< New Website
12.10.2012 16:40 Age: 5 yrs
Category: Helicon Translator

Internationalization of Applications

Internationalization of Applications is more than just translation.


This document describes the most important steps which are necessary to internationalize an application and to prepare it for localization. This document describes the general requirements, not just the steps necessary for Helicon Translator

What is Internationalization?

Internationalization (i18n) is the process of designing or adaption of an application so that it can be adapted to various languages and regions without additional changes in the core application. Internationalization is the required preperation for successfull localization of an application.

Basically the following points need to be kept in mind because they vary all over the world:

  • Language
  • Data Formats (Like zip-code, phone-numbers, Date and Time-Format)
  • Time zones
  • Currency
  • Number-Formats
  • Weights and measures
  • Paper sizes
  • Cultural differences like different meaning of colors
  • Names and Titles

When you look at the list you will see which things you need to keep variable for localized versions.

Sometimes it's less important to translate the application then to keep it open for the local requirements. For Example, an english application may have a better chance in Europe if it accepts metric units than a translated application that requires input of inches or feet. On the other hand, an application that requires input of metric units may have difficulties in the US.

Translation is not the most important part of localization, but it completes it.

The most important step is to avoid hard-coding of things that may need to be different in localized versions.

Language and Translation

Do not write strings directly into the source, but declare them as resource-strings or put them in a resource file.

A well internationalized software does not need to be changed when it's localized into additional languages.

Reserve Space

A text may be longer when translated, thus always reserve additional space. For example, the German "Abbrechen" is 3 characters longer than the English "Cancel". A button that is designed to small might cut-off the text. As a rule of thumb, about 50-100 % additional space should be reserved for short text, and 20-50% for long text.

Character-Set

One of the big drawbacks of Delphi's VCL is that it's not really based on Unicode. Since Delphi 6, Delphi stores resourcesin unicode-format which is a big step forward. Unfortunately the component themselve still convert the text from Unicode to Ansi. One reason probably was that Unicode was not supported on Win9x.

The problem is that one character may not be one byte long. If the application gets input that requires a multibyte-characterset (MBCS), string-handling-routines that rely on 1 byte = 1 character may fail.
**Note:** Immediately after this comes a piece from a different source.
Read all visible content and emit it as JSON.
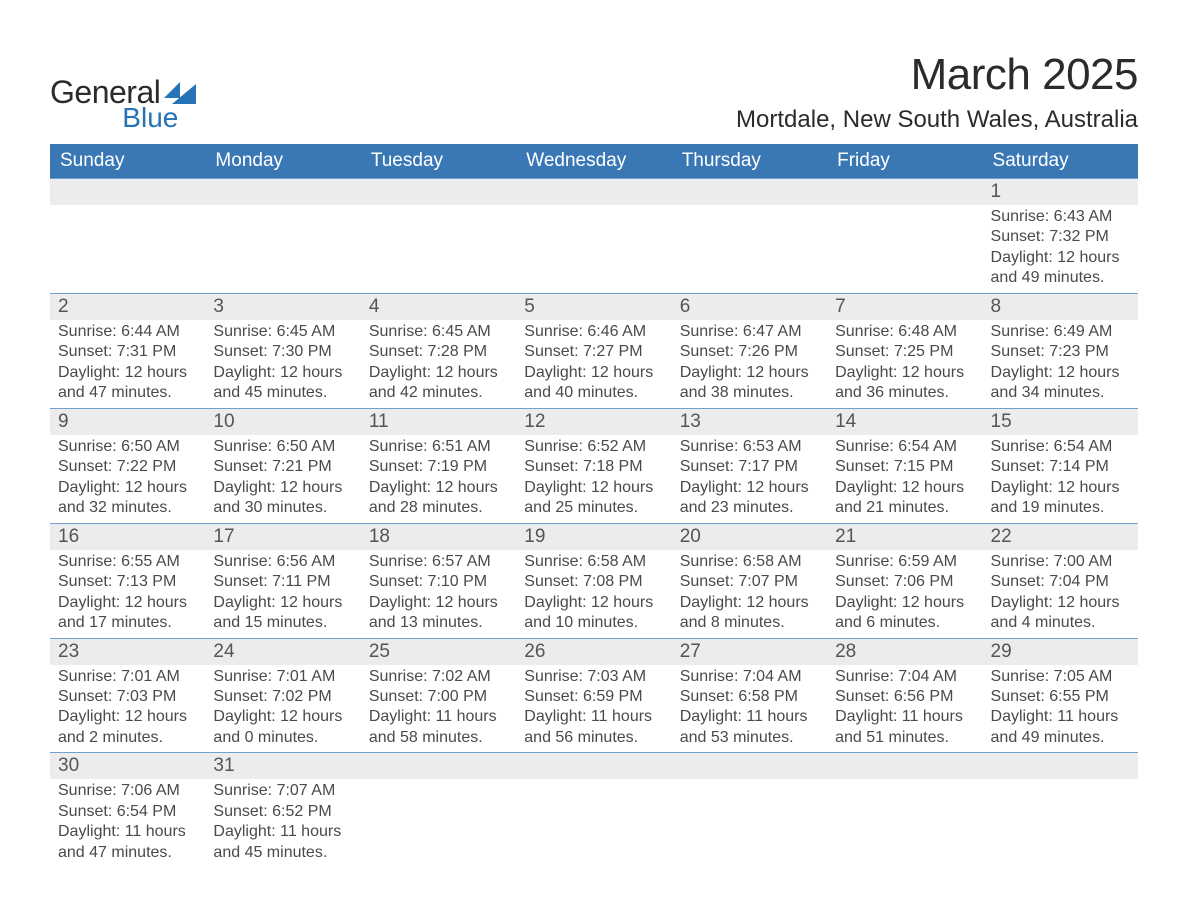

Fortunately, the standard-VCL/RTL-functions handle MBCS-strings well.

Writing-Direction

In some languages text is written from left to right, in others from right to left. In order to make an application look good, it is necessary to swap the layout according to the writing-direction. Fortunately the VCL somewhat helps.

Data-Formats

Data-formats are different all over the world. So if your application uses input-masks or validates data, don't rely on the format you are used to.
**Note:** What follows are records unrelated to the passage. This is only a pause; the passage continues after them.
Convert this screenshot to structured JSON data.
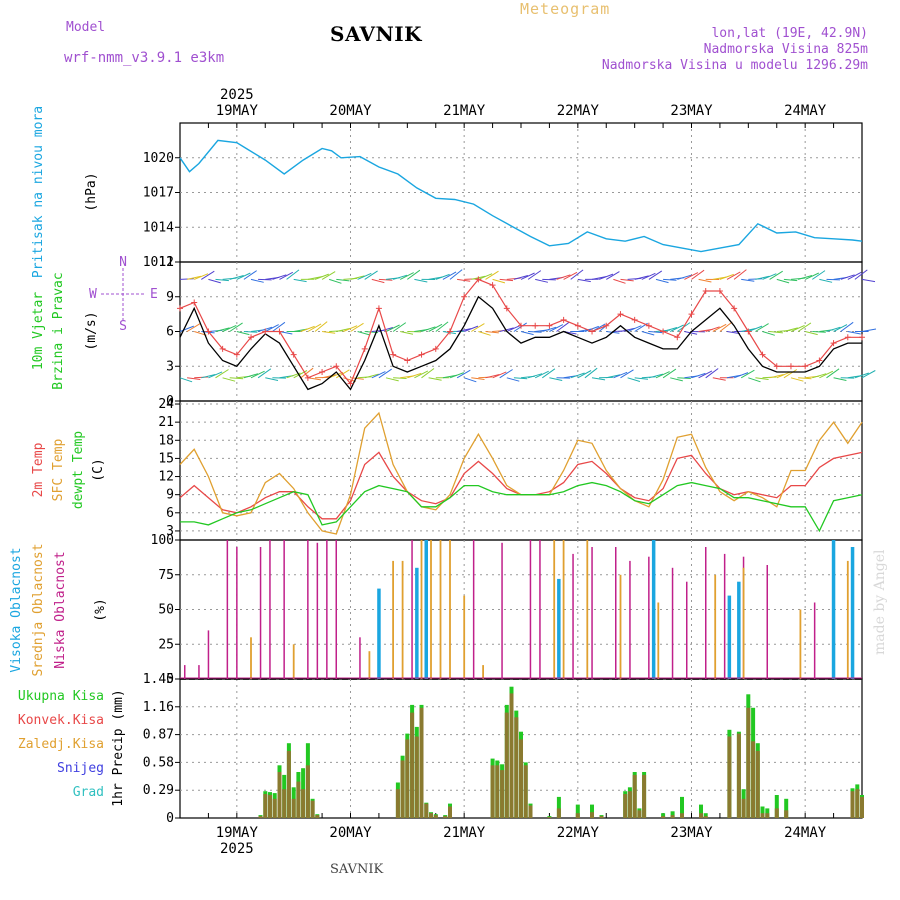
{
  "header": {
    "model_label": "Model",
    "model_name": "wrf-nmm_v3.9.1 e3km",
    "title": "SAVNIK",
    "meteogram_label": "Meteogram",
    "location_coords": "lon,lat (19E, 42.9N)",
    "elevation": "Nadmorska Visina 825m",
    "model_elevation": "Nadmorska Visina u modelu 1296.29m"
  },
  "footer": {
    "station": "SAVNIK",
    "credit": "made by Angel"
  },
  "colors": {
    "pressure": "#1aa6e0",
    "t2m": "#e84848",
    "sfc": "#e0a030",
    "dew": "#22c822",
    "high_cloud": "#1aa6e0",
    "mid_cloud": "#e0a030",
    "low_cloud": "#c0208a",
    "total_precip": "#22c822",
    "conv_precip": "#e84848",
    "snow": "#4040e0",
    "graupel": "#30c0c0",
    "axis_label_violet": "#a050d0"
  },
  "time_axis": {
    "year": "2025",
    "days": [
      "19MAY",
      "20MAY",
      "21MAY",
      "22MAY",
      "23MAY",
      "24MAY"
    ],
    "start_hour": 0,
    "end_hour": 144
  },
  "compass": {
    "n": "N",
    "e": "E",
    "w": "W",
    "s": "S"
  },
  "chart_data": [
    {
      "id": "pressure",
      "type": "line",
      "ylabel_title": "Pritisak na nivou mora",
      "ylabel_unit": "(hPa)",
      "yticks": [
        1011,
        1014,
        1017,
        1020
      ],
      "ylim": [
        1011,
        1023
      ],
      "x": [
        0,
        2,
        4,
        8,
        12,
        14,
        18,
        22,
        26,
        30,
        32,
        34,
        38,
        42,
        46,
        50,
        54,
        58,
        62,
        66,
        70,
        74,
        78,
        82,
        86,
        90,
        94,
        98,
        102,
        106,
        110,
        114,
        118,
        122,
        126,
        130,
        134,
        138,
        142,
        144
      ],
      "series": [
        {
          "name": "Pritisak",
          "values": [
            1020.0,
            1018.8,
            1019.5,
            1021.5,
            1021.3,
            1020.8,
            1019.8,
            1018.6,
            1019.8,
            1020.8,
            1020.6,
            1020.0,
            1020.1,
            1019.2,
            1018.6,
            1017.4,
            1016.5,
            1016.4,
            1016.0,
            1015.0,
            1014.1,
            1013.2,
            1012.4,
            1012.6,
            1013.6,
            1013.0,
            1012.8,
            1013.2,
            1012.5,
            1012.2,
            1011.9,
            1012.2,
            1012.5,
            1014.3,
            1013.5,
            1013.6,
            1013.1,
            1013.0,
            1012.9,
            1012.8
          ]
        }
      ]
    },
    {
      "id": "wind",
      "type": "line",
      "ylabel_title": "10m Vjetar",
      "ylabel_sub": "Brzina i Pravac",
      "ylabel_unit": "(m/s)",
      "yticks": [
        0,
        3,
        6,
        9,
        12
      ],
      "ylim": [
        0,
        12
      ],
      "x": [
        0,
        3,
        6,
        9,
        12,
        15,
        18,
        21,
        24,
        27,
        30,
        33,
        36,
        39,
        42,
        45,
        48,
        51,
        54,
        57,
        60,
        63,
        66,
        69,
        72,
        75,
        78,
        81,
        84,
        87,
        90,
        93,
        96,
        99,
        102,
        105,
        108,
        111,
        114,
        117,
        120,
        123,
        126,
        129,
        132,
        135,
        138,
        141,
        144
      ],
      "series": [
        {
          "name": "Brzina",
          "values": [
            5.5,
            8.0,
            5.0,
            3.5,
            3.0,
            4.5,
            5.8,
            5.0,
            3.0,
            1.0,
            1.5,
            2.5,
            1.0,
            3.5,
            6.5,
            3.0,
            2.5,
            3.0,
            3.5,
            4.5,
            6.5,
            9.0,
            8.0,
            6.0,
            5.0,
            5.5,
            5.5,
            6.0,
            5.5,
            5.0,
            5.5,
            6.5,
            5.5,
            5.0,
            4.5,
            4.5,
            6.0,
            7.0,
            8.0,
            6.5,
            4.5,
            3.0,
            2.5,
            2.5,
            2.5,
            3.0,
            4.5,
            5.0,
            5.0
          ]
        },
        {
          "name": "Udari",
          "values": [
            8.0,
            8.5,
            6.0,
            4.5,
            4.0,
            5.5,
            6.0,
            6.0,
            4.0,
            2.0,
            2.5,
            3.0,
            1.5,
            4.5,
            8.0,
            4.0,
            3.5,
            4.0,
            4.5,
            6.0,
            9.0,
            10.5,
            10.0,
            8.0,
            6.5,
            6.5,
            6.5,
            7.0,
            6.5,
            6.0,
            6.5,
            7.5,
            7.0,
            6.5,
            6.0,
            5.5,
            7.5,
            9.5,
            9.5,
            8.0,
            6.0,
            4.0,
            3.0,
            3.0,
            3.0,
            3.5,
            5.0,
            5.5,
            5.5
          ]
        }
      ],
      "barb_levels": [
        2.0,
        6.0,
        10.5
      ]
    },
    {
      "id": "temperature",
      "type": "line",
      "ylabel_title": "2m Temp",
      "ylabel_sub": "SFC Temp",
      "ylabel_sub2": "dewpt Temp",
      "ylabel_unit": "(C)",
      "yticks": [
        3,
        6,
        9,
        12,
        15,
        18,
        21,
        24
      ],
      "ylim": [
        1.5,
        24.5
      ],
      "x": [
        0,
        3,
        6,
        9,
        12,
        15,
        18,
        21,
        24,
        27,
        30,
        33,
        36,
        39,
        42,
        45,
        48,
        51,
        54,
        57,
        60,
        63,
        66,
        69,
        72,
        75,
        78,
        81,
        84,
        87,
        90,
        93,
        96,
        99,
        102,
        105,
        108,
        111,
        114,
        117,
        120,
        123,
        126,
        129,
        132,
        135,
        138,
        141,
        144
      ],
      "series": [
        {
          "name": "2m Temp",
          "values": [
            8.5,
            10.5,
            8.5,
            6.5,
            6.0,
            7.0,
            8.5,
            9.5,
            9.5,
            7.0,
            5.0,
            5.0,
            8.0,
            14.0,
            16.0,
            12.0,
            9.5,
            8.0,
            7.5,
            8.5,
            12.5,
            14.5,
            12.5,
            10.0,
            9.0,
            9.0,
            9.5,
            11.0,
            14.0,
            14.5,
            12.5,
            10.0,
            8.5,
            8.0,
            10.0,
            15.0,
            15.5,
            12.5,
            10.0,
            9.0,
            9.5,
            9.0,
            8.5,
            10.5,
            10.5,
            13.5,
            15.0,
            15.5,
            16.0
          ]
        },
        {
          "name": "SFC Temp",
          "values": [
            14.0,
            16.5,
            12.0,
            6.0,
            5.5,
            6.0,
            11.0,
            12.5,
            10.0,
            6.0,
            3.0,
            2.5,
            9.0,
            20.0,
            22.5,
            14.0,
            9.5,
            7.0,
            6.5,
            9.0,
            15.0,
            19.0,
            15.0,
            10.5,
            9.0,
            9.0,
            9.0,
            13.0,
            18.0,
            17.5,
            13.0,
            10.0,
            8.0,
            7.0,
            11.5,
            18.5,
            19.0,
            13.5,
            9.5,
            8.0,
            9.5,
            8.5,
            7.0,
            13.0,
            13.0,
            18.0,
            21.0,
            17.5,
            21.0
          ]
        },
        {
          "name": "dewpt Temp",
          "values": [
            4.5,
            4.5,
            4.0,
            5.0,
            6.0,
            6.5,
            7.5,
            8.5,
            9.5,
            9.0,
            4.0,
            4.5,
            7.0,
            9.5,
            10.5,
            10.0,
            9.5,
            7.0,
            7.0,
            8.5,
            10.5,
            10.5,
            9.5,
            9.0,
            9.0,
            9.0,
            9.0,
            9.5,
            10.5,
            11.0,
            10.5,
            9.5,
            8.0,
            7.5,
            9.0,
            10.5,
            11.0,
            10.5,
            10.0,
            8.5,
            8.5,
            8.0,
            7.5,
            7.0,
            7.0,
            3.0,
            8.0,
            8.5,
            9.0
          ]
        }
      ]
    },
    {
      "id": "cloud",
      "type": "bar",
      "ylabel_title": "Visoka Oblacnost",
      "ylabel_sub": "Srednja Oblacnost",
      "ylabel_sub2": "Niska Oblacnost",
      "ylabel_unit": "(%)",
      "yticks": [
        0,
        25,
        50,
        75,
        100
      ],
      "ylim": [
        0,
        100
      ],
      "series": [
        {
          "name": "Niska Oblacnost",
          "x": [
            1,
            4,
            6,
            10,
            12,
            17,
            19,
            22,
            27,
            29,
            31,
            33,
            38,
            49,
            62,
            68,
            74,
            76,
            83,
            87,
            92,
            95,
            99,
            104,
            107,
            111,
            115,
            119,
            124,
            134
          ],
          "values": [
            10,
            10,
            35,
            100,
            95,
            95,
            100,
            100,
            100,
            98,
            100,
            100,
            30,
            100,
            100,
            98,
            100,
            100,
            90,
            95,
            95,
            85,
            88,
            80,
            70,
            95,
            90,
            88,
            82,
            55
          ]
        },
        {
          "name": "Srednja Oblacnost",
          "x": [
            15,
            24,
            40,
            45,
            47,
            51,
            53,
            55,
            57,
            60,
            64,
            79,
            81,
            86,
            93,
            101,
            113,
            119,
            131,
            141
          ],
          "values": [
            30,
            25,
            20,
            85,
            85,
            100,
            100,
            100,
            100,
            60,
            10,
            100,
            100,
            100,
            75,
            55,
            75,
            80,
            50,
            85
          ]
        },
        {
          "name": "Visoka Oblacnost",
          "x": [
            42,
            50,
            52,
            80,
            100,
            116,
            118,
            138,
            142
          ],
          "values": [
            65,
            80,
            100,
            72,
            100,
            60,
            70,
            100,
            95
          ]
        }
      ]
    },
    {
      "id": "precip",
      "type": "bar",
      "ylabel_title": "1hr Precip",
      "ylabel_unit": "(mm)",
      "yticks": [
        0,
        0.29,
        0.58,
        0.87,
        1.16,
        1.45
      ],
      "ytick_labels": [
        "0",
        "0.29",
        "0.58",
        "0.87",
        "1.16",
        "1.45"
      ],
      "ylim": [
        0,
        1.45
      ],
      "legend": [
        "Ukupna Kisa",
        "Konvek.Kisa",
        "Zaledj.Kisa",
        "Snijeg",
        "Grad"
      ],
      "x": [
        17,
        18,
        19,
        20,
        21,
        22,
        23,
        24,
        25,
        26,
        27,
        28,
        29,
        46,
        47,
        48,
        49,
        50,
        51,
        52,
        53,
        54,
        56,
        57,
        66,
        67,
        68,
        69,
        70,
        71,
        72,
        73,
        74,
        78,
        80,
        84,
        87,
        89,
        94,
        95,
        96,
        97,
        98,
        102,
        104,
        106,
        110,
        111,
        116,
        118,
        119,
        120,
        121,
        122,
        123,
        124,
        126,
        128,
        142,
        143,
        144
      ],
      "series": [
        {
          "name": "Ukupna Kisa",
          "values": [
            0.03,
            0.28,
            0.27,
            0.26,
            0.55,
            0.45,
            0.78,
            0.32,
            0.48,
            0.52,
            0.78,
            0.2,
            0.04,
            0.37,
            0.65,
            0.88,
            1.18,
            0.95,
            1.18,
            0.16,
            0.06,
            0.04,
            0.03,
            0.15,
            0.62,
            0.6,
            0.56,
            1.18,
            1.37,
            1.12,
            0.9,
            0.58,
            0.15,
            0.02,
            0.22,
            0.14,
            0.14,
            0.03,
            0.28,
            0.32,
            0.48,
            0.1,
            0.48,
            0.05,
            0.07,
            0.22,
            0.14,
            0.05,
            0.92,
            0.9,
            0.3,
            1.29,
            1.15,
            0.78,
            0.12,
            0.1,
            0.24,
            0.2,
            0.31,
            0.35,
            0.24
          ]
        },
        {
          "name": "Konvek.Kisa",
          "values": [
            0.02,
            0.25,
            0.24,
            0.2,
            0.48,
            0.3,
            0.7,
            0.2,
            0.38,
            0.3,
            0.55,
            0.18,
            0.03,
            0.3,
            0.6,
            0.82,
            1.1,
            0.85,
            1.15,
            0.15,
            0.05,
            0.03,
            0.02,
            0.12,
            0.55,
            0.55,
            0.5,
            1.1,
            1.3,
            1.05,
            0.82,
            0.55,
            0.13,
            0.01,
            0.1,
            0.05,
            0.06,
            0.02,
            0.25,
            0.28,
            0.45,
            0.08,
            0.45,
            0.02,
            0.03,
            0.05,
            0.05,
            0.02,
            0.85,
            0.88,
            0.2,
            1.15,
            0.8,
            0.7,
            0.05,
            0.05,
            0.1,
            0.08,
            0.28,
            0.3,
            0.22
          ]
        }
      ]
    }
  ]
}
The most important formats (Date, time, numbers) can be configured in the Windows control-panel, thus applications should use the format configured there, instead of relying on an own format. Fortunately most of Delphi's conversion-functions use the system settings, so internationalization is not a big problem. You just have to keep different data formats in mind when you manipulate data yourself.
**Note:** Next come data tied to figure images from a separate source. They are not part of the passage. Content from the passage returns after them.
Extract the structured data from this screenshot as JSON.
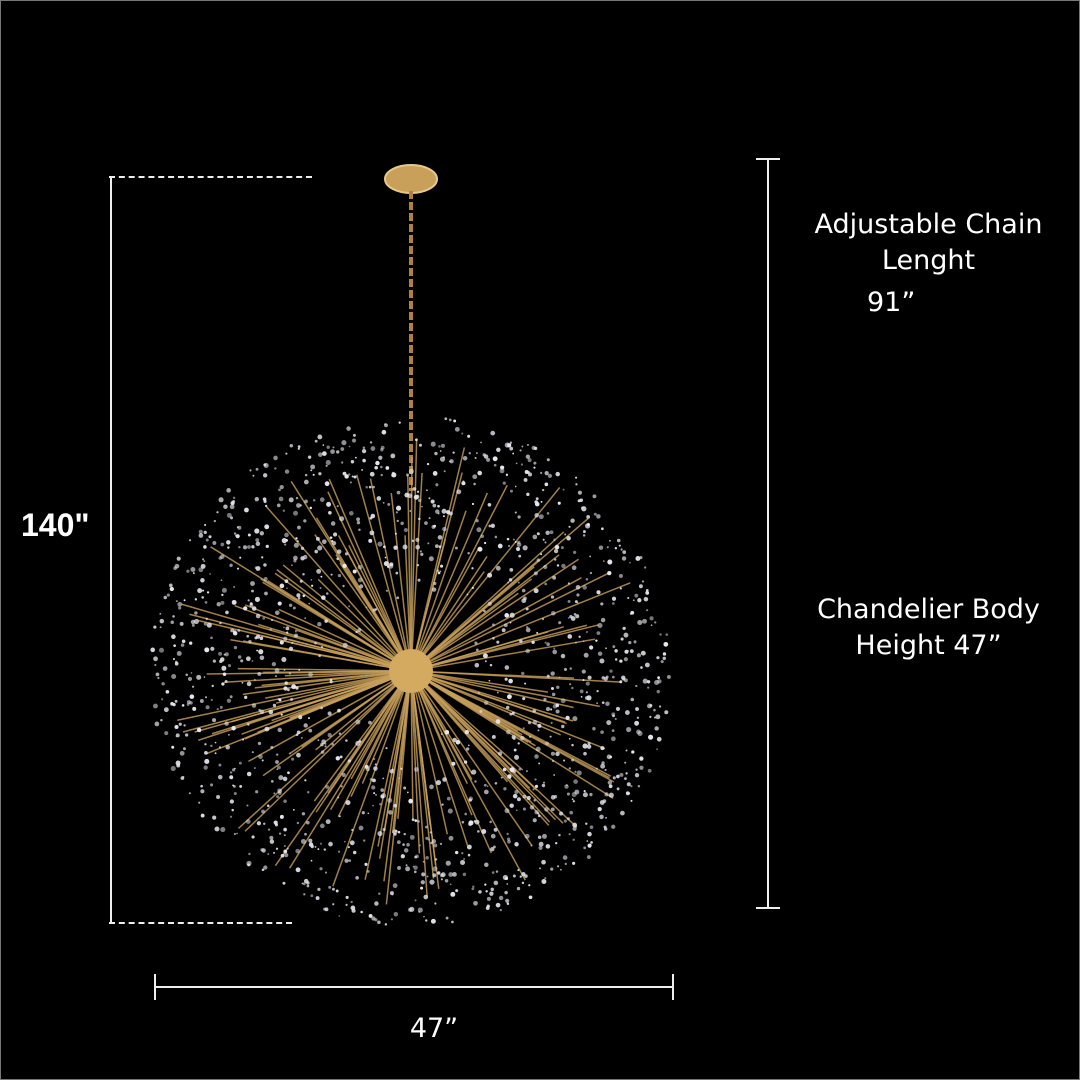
{
  "dimensions": {
    "total_height": "140\"",
    "chain_label_line1": "Adjustable Chain",
    "chain_label_line2": "Lenght",
    "chain_value": "91”",
    "body_label_line1": "Chandelier Body",
    "body_label_line2": "Height 47”",
    "width": "47”"
  },
  "colors": {
    "background": "#000000",
    "lines": "#eeeeee",
    "gold": "#c9a05a",
    "crystal": "#e8e8f0"
  }
}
Input-Masks and validation

While Europeans also use area-codes and phone numbers, a input and validation-mask of (999)999-9999 will make most Europeans unhappy because the width of the area-code is too narrow. Additionally it does not accept the country-code.

If you want to use input-masks or validate data, then keep the input-mask in resource-strings in the form-resource in order to make localization possible.

Additionally it's better not to validate or format data than to do it in a way that does not allow the user to input valid data.

Examples for different formats are

  • Phone Numbers
  • ZIP-code
  • Social Security Number
  • and so on.

Number Formats

Some countries use decimal-points, other commas. For example, "99.99" is the format in the US, and "99,99" in Europe. The same is true for the thousand-seperator: It's "1,000.00" in the US, but "1.000,00" in most European countries.

Data storage

While it's a good idea not to rely on fixed formats when it comes to user-input or output, it may be important to fixed formats when it comes to data-exchange and data storage. Data should be stored in a format independend of the format used on a specific computer in order to make data-exchange possible.

Units, Weights and measures

Imperial units are usual in many english speaking countries while metric units are the usual format in Europe and scientific communities.

Thus, if an application stores weight or measures, it may be good to store it in a specific unit internally, but let the user choose in which units he or she want to see or input the data.

For example, data could always be stored in millimeters internally, but could be displayed in inches in a region where this unit is commonly used.

Cultural Differences

Some symbols and colors have different or no meaning in other cultures, thus icons should be kept very culture-indpendend or replaced in localized versions.